Wednesday, July 30, 2025

Had fallen asleep ourselves,

  "Then what happened?" 

  "It was a funny thing 'cuz I woke up less nervous," I answered.  But my friend gently tossed a twisted blade of grass cross and said, "I'll tell you." Said that like she was poking a hearth fire.  The talking circle, home for the night, was quieted down.

  "Dog was missin'.  So I started to go look for 'im.  Wasn't maybe five yards away from where we fell asleep.  And there were people." 

  "What were they doing?" 

  "Not screwin' each other, put your salivating tongue away," she lashed.  "Anyway, they was just standing there like statues." 

  "They were.  She came and got me." 

  Like the creek running low in a stillshot photograph of mountains and mist, the "cammo" clothing and vests and gear and stuff kinda blended in with the scenery.  

  "But the scenery had a feeling.

  "Cha.  It did." 

  "What did it feel like?" The short, muscled guy had a ring of orange all around his lips proving natural foods can dye.  
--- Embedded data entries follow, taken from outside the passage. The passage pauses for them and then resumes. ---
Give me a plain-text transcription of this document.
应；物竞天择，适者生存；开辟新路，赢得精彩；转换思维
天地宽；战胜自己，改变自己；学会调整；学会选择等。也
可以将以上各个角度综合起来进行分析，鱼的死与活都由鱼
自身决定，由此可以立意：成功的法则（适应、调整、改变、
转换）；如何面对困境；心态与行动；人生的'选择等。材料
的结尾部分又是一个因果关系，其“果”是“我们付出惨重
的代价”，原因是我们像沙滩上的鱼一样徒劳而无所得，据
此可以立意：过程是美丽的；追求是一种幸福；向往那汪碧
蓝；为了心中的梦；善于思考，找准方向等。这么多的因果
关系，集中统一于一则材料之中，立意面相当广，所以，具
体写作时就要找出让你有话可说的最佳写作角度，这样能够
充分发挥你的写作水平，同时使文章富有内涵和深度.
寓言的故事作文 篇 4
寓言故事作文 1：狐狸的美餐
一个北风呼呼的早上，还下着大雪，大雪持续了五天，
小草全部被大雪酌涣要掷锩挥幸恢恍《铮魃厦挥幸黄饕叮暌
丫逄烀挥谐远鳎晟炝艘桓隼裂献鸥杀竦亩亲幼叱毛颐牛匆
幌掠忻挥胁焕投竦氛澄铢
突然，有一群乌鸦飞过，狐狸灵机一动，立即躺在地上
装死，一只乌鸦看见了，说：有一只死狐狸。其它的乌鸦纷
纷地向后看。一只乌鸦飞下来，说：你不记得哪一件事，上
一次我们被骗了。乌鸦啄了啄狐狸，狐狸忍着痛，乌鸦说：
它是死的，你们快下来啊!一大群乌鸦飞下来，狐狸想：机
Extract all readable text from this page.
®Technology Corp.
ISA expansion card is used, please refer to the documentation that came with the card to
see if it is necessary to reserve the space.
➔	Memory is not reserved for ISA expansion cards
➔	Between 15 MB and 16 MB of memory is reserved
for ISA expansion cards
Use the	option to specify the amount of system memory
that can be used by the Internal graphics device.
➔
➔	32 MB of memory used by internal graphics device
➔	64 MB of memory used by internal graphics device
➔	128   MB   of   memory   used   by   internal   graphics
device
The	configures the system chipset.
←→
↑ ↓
  "At first," my friend closed her eyes, "I wasn't sure.  But theeeen, I let it build up.  Like if I could feel something, what would it be?" 

  "Well, that doesn't answer the question." A thin red-headed twenty-something woman glanced up from an embroidery hoop.  She was sew-drawing some pine trees behind a skillet in thread on a towel.  They might hang the towel in their home.  After'n done mad at me, she'd explained about being past puppy love and sticking with a businessman through and through. 

  "Well, not right off it doesn't." 

  "But there's usually a point to most of her stories," I pointed my pen like it was a teacher's piece of chalk at anybody gonna interrupt.

  She closed her eyes again.  "Well, my feeling sensor was flummuxed.  I'd been so stressed.  Plus, I realized here we were just stumbling into something." She opened her eyes.  The preacher snorted in his snoring but didn't wake up.  "You think it was something?" Carrot Lips asked in a normal speaking volume.  The conversation continued.

  "Sound'n like New Mexico," a naturally auburn-haired woman in shirt sleeves and a tank top brought her leather longcoat to a rest on an abanoned blanket near us.  Nobody'd seen her walk up so some of us gave a little jump but nobody freaked. 

  "How so?" Someone asked. 

  Another skinny woman with short black hair and a fiddle case crept in closer and handed up a tobacco rollie.  The woman took it and took a dollar bill, folded neatly, out from under a shirt sleeve.  "Out there, sometimes it's so still, you can," she looked around at our faces in the headlamp campfire.  We were drooling to hear.  She thought of something quick as she licked the rolling paper and rolled the smoke smokeable.  "You can hear you're own perspiration dripping." 

  "What else?" 

  "Not even the hogs are clinking still cooling down." She fished in one sleeve, then moved stuff in the other around like it was a glove compartment in there.  Found a black lighter and torched the rollie.  "You wanna sit down?" 

  "Honey, if I sit down anymore today my asshole will be in my ears." She took savoring drag after savoring drag on that rollie.  For it was done the short-haired woman handed up another, already rolled, said barely above a lullaby volume, "Give'n ya two for the buck.  And here's your flask back." Before she took that she asked, "Anything in it?" Eyes flashed mean like the red-eyed cobra snake at the Fair but she forced a smile through muscles stiffening toward seizure.  "Of course," a man in clothing totally black stepped towards our blanket but not into any light.  That did make a couple people get up.  Some were better at act casual than others and it looked like people not quite understanding "yoga" in a class.  Carrot Lips had stood from Indian-style seated, hooked his backpack on an arm that slid it to his shoulder, and spread his arms into a yawning stretch, so others started stretching arms and mouths and saying stuff like, "Getting later than late," and, "Better get some sleep.". One youngish quiet guy in glasses and a tee-shirt with a generic doodle on it even said, "Yup, tomorrow's gonna be a good day.". Nobody mentioned it already was, just cleared out.